Le compte Twitter #NuitDebout déjà saturé, le site du mouvement Convergence des luttes qui annonce le programme et publie les comptes-rendus des AG, l’application Périscope qui permet de filmer en direct le déroulement des évènements, la création de Radiodebout, de Télédebout forment un maillage essentiel à l’extension du mouvement.

L’un des enjeux : fédérer les banlieues et la province. Une trentaine de villes sont désormais en ébullition. Il apparaît à plusieurs reprises dans les interventions la nécessité d’essaimer dans les zones où frappe sans doute le plus violemment le système qu’il s’agit de renverser et où la « Contre-réforme du travail » sera la plus dévastatrice. Convaincre, oui mais comment ? « Par la diffusion de tracts » ? Par « l’installation d’assemblées populaires » ? Les idées fleurissent. L’avenir du mouvement demeure par définition incertain mais les moyens mis en place laissent présager un mode d’organisation aussi solide qu’inédit.
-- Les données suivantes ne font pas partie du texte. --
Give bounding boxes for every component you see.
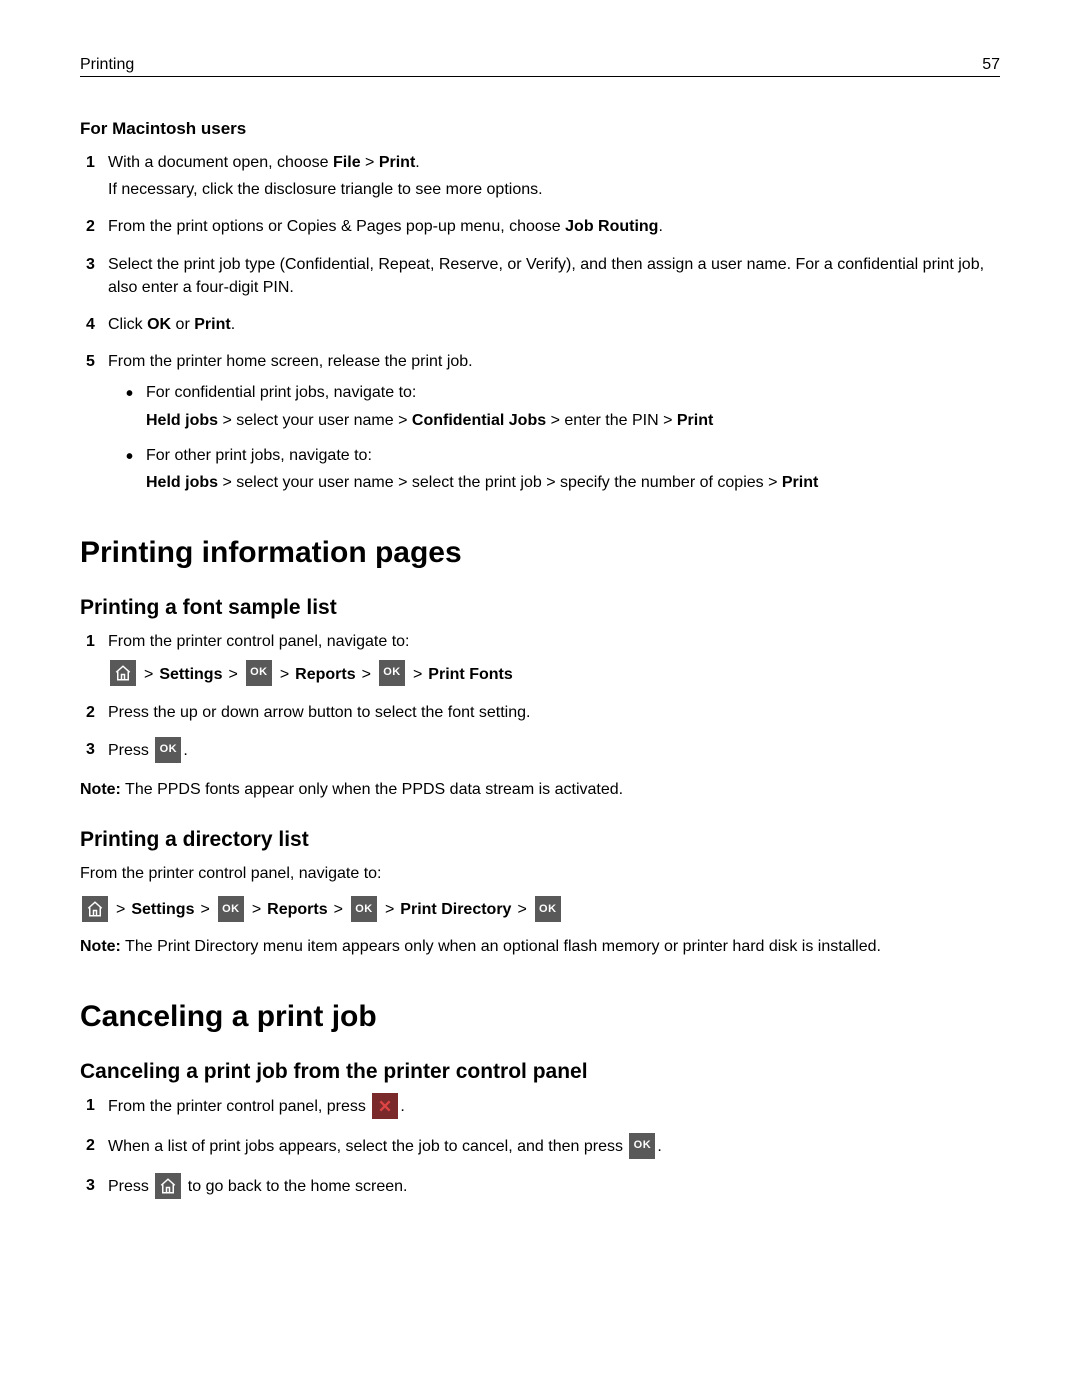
separator: >	[362, 663, 371, 686]
print-label: Print	[677, 412, 713, 429]
header-section: Printing	[80, 56, 134, 74]
font-steps-list: From the printer control panel, navigate…	[80, 630, 1000, 764]
ok-icon: OK	[379, 660, 405, 686]
font-step-1: From the printer control panel, navigate…	[80, 630, 1000, 687]
directory-intro: From the printer control panel, navigate…	[80, 862, 1000, 885]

La convergence des luttes exigée par le mouvement social en cours a déjà été marquée par le soutien de réfugiés politiques, de paysans de la Confédération paysanne, de personnels hospitaliers, etc. Si l’aspect novateur de cette tectonique des rages laisse certains militants politiques et syndicaux circonspects et incrédules, c’est qu’une lecture myope l’analyse encore comme un mouvement autosuffisant et isolé. L’agrégation des forces depuis les plus aguerries aux plus innovantes pourrait bel et bien créer l’onde de choc. Si d’autres ricanent encore depuis leurs salons à propos de la capacité de ce mouvement à faire trembler l’édifice, dans l’esprit des « gens de République », la chose est claire : l’effet de marée propice aux soulèvements des eaux qui dresse tous les navires et la complémentarité des modes d’organisation devraient pouvoir engendrer une déflagration telle qu’on n’en a pas eu depuis longtemps en France.